Dieser Fund schreibt Geschichte. Die Entdeckung von 24 Bronzestatuen aus der Zeit der Etrusker und Römer in einem Thermalort in Italien begeistert Historiker und Archäologen.
In den vergangenen Wochen hatten Forscher in San Casciano dei Bagni in der Region Toskana die teils fast einen Meter großen Statuen aus dem Schlamm und den heißen Thermalwassern geborgen, wo sie mehr als 2000 Jahre lang gelegen waren. Auch Artefakte wie Münzen oder Votivgaben wurden in dem einstigen Heiligtum gefunden, jahrtausendelang luftdicht bedeckt und damit ideal konserviert.
«Das ist eine Sensation», sagte der Archäologe Dirk Steuernagel der Deutschen Presse-Agentur am Mittwoch. «Einen so umfangreichen Komplex von Bronzeskulpturen unterschiedlichen Formats in einem zusammenhängenden Fund gab es meines Wissens bislang noch nie», schilderte der Professor der Universität Regensburg und Experte für die Etrusker, die einst im heutigen nördlichen Mittelitalien lebten.
Sensationelle Funde im Schlamm
Die griechische Göttin der Gesundheit Hygieia mit einer Schlange um den Arm, daneben Apollon, aber auch Feldherren und sogar Kinder: Die Statuen und vor allem deren Zustand begeistern die Experten. «Die Entdeckung wird Geschichte schreiben», sagte der für die Ausgrabungen verantwortliche Archäologe Jacopo Tabolli, als der Fund an diesem Dienstag öffentlich gemacht wurde. Italiens Kulturminister Gennaro Sangiuliano sprach von einem «Schatz» und ließ es sich nicht nehmen, persönlich an dem Ort zwischen Rom und Florenz vorbeizuschauen.
Die Statuen stammen den Angaben zufolge aus der Zeit zwischen dem 2. Jahrhundert vor und dem 1. Jahrhundert nach Christus. Damals waren die Römer gerade dabei, ihr Reich auszudehnen. Die etruskische Kultur ging irgendwann in der römischen auf. Historiker waren bislang schon davon überzeugt, dass dies ein fließender, kontinuierlicher Prozess gewesen war. «Mit diesem Fund wird dies allerdings erstmals spektakulär illustriert», erklärte Steuernagel. «Das etruskische Heiligtum wurde nicht aufgegeben, sondern es traten römische Götter hinzu und auch römische Gebräuche wurden übernommen.»
Am Fundort wird ein Museum errichtet
Neben den Statuen fanden die Archäologen auch noch rund 5000 Münzen in Gold, Silber und Bronze. All das kann nun studiert werden, direkt neben dem Fundort will das Kulturministerium einen Forschungsplatz und ein Museum für die Entdeckung von San Casciano einrichten. «Die Auswertung wird sehr spannend werden», prognostizierte Steuernagel. Neben etruskischen Weih-Inschriften sind auf den Objekten auch lateinische Wörter oder Hinweise auf etruskische Familien.

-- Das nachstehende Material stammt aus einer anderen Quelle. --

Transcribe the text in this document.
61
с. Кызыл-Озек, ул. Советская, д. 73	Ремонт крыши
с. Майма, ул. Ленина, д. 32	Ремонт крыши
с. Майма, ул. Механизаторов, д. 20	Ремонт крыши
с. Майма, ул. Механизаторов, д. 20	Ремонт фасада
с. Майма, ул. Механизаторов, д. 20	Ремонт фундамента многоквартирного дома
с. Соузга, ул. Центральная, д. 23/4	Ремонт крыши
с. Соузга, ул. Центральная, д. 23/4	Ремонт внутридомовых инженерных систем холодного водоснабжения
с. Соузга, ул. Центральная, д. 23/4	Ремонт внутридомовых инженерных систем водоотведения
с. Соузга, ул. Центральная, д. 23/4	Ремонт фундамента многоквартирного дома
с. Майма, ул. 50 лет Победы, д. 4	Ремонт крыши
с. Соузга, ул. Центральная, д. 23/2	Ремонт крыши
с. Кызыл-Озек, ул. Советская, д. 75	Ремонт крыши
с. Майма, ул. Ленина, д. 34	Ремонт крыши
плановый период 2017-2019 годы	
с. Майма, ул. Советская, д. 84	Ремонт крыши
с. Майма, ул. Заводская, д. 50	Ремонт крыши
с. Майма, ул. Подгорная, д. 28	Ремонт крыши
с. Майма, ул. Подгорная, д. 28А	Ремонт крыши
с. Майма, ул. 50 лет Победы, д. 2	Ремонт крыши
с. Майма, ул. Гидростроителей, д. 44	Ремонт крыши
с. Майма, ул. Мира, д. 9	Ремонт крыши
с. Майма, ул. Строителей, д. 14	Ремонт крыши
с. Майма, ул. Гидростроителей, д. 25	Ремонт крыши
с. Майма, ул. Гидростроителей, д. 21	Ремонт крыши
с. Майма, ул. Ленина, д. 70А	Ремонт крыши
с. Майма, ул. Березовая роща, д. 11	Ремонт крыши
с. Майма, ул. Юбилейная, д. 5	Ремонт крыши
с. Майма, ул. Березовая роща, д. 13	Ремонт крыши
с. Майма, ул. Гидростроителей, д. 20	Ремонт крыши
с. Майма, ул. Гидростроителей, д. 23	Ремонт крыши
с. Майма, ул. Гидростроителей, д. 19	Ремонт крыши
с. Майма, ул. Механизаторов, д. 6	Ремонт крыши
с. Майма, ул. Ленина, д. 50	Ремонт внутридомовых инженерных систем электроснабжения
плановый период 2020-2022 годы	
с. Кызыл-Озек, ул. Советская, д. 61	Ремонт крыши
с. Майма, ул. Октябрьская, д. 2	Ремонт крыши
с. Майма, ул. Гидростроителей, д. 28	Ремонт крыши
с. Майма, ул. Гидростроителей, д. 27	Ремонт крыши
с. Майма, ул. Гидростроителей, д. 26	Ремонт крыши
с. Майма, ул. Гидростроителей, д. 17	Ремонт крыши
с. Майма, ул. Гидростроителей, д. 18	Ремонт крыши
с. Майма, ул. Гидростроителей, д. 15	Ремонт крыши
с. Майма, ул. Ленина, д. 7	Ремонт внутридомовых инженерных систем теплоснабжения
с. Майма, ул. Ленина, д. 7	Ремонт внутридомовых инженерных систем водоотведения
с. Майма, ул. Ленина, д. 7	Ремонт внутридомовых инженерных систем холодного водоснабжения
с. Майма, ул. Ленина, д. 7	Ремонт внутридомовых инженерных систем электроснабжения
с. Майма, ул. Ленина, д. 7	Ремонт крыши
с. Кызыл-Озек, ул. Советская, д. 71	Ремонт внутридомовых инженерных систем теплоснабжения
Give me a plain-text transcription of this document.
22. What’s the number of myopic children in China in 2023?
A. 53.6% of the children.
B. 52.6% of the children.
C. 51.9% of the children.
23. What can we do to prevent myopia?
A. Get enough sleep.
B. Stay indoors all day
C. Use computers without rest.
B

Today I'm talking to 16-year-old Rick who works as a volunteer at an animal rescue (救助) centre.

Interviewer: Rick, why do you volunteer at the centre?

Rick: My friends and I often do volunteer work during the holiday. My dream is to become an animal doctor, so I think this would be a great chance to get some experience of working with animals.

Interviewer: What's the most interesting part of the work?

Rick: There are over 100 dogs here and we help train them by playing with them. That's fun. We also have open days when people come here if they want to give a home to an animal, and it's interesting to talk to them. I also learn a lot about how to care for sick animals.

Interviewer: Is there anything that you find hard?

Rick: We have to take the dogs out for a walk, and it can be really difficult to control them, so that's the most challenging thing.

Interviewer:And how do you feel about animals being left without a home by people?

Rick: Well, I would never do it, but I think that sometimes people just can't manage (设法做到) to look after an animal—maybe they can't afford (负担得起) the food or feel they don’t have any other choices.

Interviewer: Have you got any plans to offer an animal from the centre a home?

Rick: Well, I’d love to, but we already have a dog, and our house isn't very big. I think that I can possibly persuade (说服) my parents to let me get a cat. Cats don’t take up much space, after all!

Aus der Antike sind kaum bronzene Skulpturen übrig geblieben, im Laufe der Jahrhunderte wurden die Metalle meist eingeschmolzen und wiederverwendet. Dieser Fund ist auch deshalb so außergewöhnlich. Massimo Osanna, der ehemalige Museumsleiter in Pompeji und inzwischen Chef der staatlichen Museen Italiens, sprach von «einem der wichtigsten Bronzefunde der Geschichte des Mittelmeerraums».
Osanna erinnerte in dem Zusammenhang an die berühmten Bronzefiguren von Riace, einer der bedeutendsten Entdeckungen der Archäologie. Die zwei Statuen aus dem 5. Jahrhundert vor Christus waren 1972 vor Kalabrien im Meer gefunden worden. Sie gehören zu den wenigen noch erhaltenen, lebensgroßen Bronzestatuen aus der griechischen Antike.